In laymen terms, Chat GPT-4 API does not “remember” your responses like when using it in the browser. To have a conversation with it, you need to constantly update and provide the previous conversation to it for context.

You achieve this by saving the previous response and adding it to the messages array every time you make a new API request / chat message. In the example above, there are 3x previous messages from the user and GPT-4 combined and the 4th one is the “new one” for GPT-4 to answer.

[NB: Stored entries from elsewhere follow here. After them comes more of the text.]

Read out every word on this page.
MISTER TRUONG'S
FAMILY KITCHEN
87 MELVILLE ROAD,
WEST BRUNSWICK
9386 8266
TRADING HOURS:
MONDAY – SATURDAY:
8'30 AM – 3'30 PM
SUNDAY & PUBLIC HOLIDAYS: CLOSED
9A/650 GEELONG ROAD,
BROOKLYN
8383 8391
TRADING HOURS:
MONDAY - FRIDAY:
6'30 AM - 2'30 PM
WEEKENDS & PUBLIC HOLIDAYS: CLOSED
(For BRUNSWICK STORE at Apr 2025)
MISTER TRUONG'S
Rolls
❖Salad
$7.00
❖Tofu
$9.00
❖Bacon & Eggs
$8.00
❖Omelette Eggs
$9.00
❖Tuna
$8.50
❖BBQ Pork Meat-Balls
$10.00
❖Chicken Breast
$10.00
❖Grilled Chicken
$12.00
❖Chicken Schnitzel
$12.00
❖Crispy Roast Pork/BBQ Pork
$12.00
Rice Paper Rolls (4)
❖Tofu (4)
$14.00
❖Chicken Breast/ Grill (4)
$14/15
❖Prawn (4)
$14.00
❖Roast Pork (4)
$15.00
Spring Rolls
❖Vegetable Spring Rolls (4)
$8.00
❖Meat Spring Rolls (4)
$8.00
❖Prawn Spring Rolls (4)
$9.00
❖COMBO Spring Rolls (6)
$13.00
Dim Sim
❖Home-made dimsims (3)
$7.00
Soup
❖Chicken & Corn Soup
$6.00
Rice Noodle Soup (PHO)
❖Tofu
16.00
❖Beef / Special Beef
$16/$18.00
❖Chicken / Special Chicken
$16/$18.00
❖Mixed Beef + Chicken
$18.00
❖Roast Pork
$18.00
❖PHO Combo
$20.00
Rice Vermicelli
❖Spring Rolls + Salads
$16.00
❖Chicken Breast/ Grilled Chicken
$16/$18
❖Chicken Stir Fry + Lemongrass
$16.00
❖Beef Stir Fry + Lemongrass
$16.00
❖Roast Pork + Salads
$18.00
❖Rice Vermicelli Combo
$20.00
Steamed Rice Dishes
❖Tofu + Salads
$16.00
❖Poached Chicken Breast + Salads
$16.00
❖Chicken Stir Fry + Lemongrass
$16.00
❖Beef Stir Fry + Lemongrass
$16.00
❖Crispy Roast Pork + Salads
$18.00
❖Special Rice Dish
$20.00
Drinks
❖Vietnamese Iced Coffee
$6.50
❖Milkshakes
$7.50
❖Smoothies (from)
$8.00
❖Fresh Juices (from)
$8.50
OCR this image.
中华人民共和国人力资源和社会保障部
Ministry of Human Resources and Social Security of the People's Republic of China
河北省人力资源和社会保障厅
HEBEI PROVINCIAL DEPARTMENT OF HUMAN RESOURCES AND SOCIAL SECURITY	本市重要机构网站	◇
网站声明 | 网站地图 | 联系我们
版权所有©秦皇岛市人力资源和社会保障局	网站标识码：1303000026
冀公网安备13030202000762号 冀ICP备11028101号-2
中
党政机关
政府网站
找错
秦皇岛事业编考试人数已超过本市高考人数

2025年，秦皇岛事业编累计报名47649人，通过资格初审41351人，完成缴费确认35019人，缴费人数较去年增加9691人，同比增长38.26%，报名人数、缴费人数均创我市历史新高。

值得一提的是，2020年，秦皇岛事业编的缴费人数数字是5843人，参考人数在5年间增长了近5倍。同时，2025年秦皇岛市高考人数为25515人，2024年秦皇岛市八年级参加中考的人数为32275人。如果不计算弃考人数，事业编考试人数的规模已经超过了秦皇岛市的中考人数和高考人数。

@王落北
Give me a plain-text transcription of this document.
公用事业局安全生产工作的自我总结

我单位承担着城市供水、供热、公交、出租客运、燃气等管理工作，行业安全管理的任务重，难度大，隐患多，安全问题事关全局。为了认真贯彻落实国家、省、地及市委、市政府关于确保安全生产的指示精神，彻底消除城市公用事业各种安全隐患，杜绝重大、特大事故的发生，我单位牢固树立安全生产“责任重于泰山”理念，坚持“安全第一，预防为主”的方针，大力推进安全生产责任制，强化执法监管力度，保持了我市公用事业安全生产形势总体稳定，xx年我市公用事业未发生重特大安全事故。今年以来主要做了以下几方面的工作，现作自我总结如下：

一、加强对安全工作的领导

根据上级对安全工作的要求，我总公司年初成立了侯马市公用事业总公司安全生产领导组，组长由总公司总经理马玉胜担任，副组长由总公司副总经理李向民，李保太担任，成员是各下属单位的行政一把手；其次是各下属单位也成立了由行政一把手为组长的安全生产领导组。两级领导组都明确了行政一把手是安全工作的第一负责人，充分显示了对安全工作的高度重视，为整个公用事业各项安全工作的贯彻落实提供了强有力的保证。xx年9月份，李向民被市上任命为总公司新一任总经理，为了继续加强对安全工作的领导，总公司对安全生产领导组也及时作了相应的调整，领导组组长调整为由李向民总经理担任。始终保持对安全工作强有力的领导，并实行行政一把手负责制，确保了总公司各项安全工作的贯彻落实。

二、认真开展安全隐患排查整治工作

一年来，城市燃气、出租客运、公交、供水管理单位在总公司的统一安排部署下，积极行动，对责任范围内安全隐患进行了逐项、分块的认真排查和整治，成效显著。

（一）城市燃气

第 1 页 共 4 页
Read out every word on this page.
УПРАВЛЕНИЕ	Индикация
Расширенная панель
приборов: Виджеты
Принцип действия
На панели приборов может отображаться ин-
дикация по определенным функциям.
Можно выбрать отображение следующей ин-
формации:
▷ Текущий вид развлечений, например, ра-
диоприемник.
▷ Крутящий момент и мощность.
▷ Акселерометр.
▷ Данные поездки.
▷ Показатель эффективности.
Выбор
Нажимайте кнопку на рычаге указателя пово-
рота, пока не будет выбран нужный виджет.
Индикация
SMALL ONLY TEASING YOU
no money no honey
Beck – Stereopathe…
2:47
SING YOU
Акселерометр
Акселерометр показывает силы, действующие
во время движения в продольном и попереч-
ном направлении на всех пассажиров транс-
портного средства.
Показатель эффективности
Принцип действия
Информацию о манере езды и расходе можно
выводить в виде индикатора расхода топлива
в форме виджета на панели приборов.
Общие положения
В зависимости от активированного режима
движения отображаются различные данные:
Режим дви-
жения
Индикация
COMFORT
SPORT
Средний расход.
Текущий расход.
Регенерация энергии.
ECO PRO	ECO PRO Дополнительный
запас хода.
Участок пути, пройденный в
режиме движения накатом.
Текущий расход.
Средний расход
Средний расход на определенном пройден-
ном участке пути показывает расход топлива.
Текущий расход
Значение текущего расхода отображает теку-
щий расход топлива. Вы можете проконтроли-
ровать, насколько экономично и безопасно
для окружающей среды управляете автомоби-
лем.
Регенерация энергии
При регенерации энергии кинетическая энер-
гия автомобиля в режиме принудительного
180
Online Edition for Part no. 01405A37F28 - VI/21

Here’s a code example of how “sending back the whole conversation” can look, with roles.

1 Like

Thanks for sharing and explaining in simpler words! :slight_smile:

I have begun to see this challenge in a little different light. Perhaps I’m just getting my sea-legs, but the aha moments are coming fast now.

The goal is to ensure the AI entity has at least a short-term memory, a context that helps users avoid needing to repeat themselves. This is more about UX than AI, per se. My experience is that memory begins to degrade as soon as you are forced to chop the conversation at some point because of token or cost limitations.

To overcome this, I have used this approach with pretty good results. I would love others to lend their thoughts about this.

The user asks:

How many reservations have been sold to date?

The very next question provides no context except the time frame:

How many in 2021?

The process can be achieved with separate calls to the API; one to update the context and another to perform the latest query with that context. I have also experimented with a single inference that updates the context and addresses the latest query without revealing the updated context in the response.

Lastly, I have also seen this dialog unfold without providing context from message to message. I think it’s made possible for three reasons:

  1. The “model” corpus is based on embeddings and serves as a closed environment.
  2. The AI has no room to drift; the context is pre-established and logically concludes what the user is referring to.
  3. The embedding vector matching is tight; it has little room for misunderstandings.

Which endpoint did you use? As the chat endpoint accepts an array, while the completion endpoint accepts just text, I believe this can affect how you do the code. Are you saying that instead of passing an array to the chat endpoint, you instead summarized the array and that’s what youre using as previous context?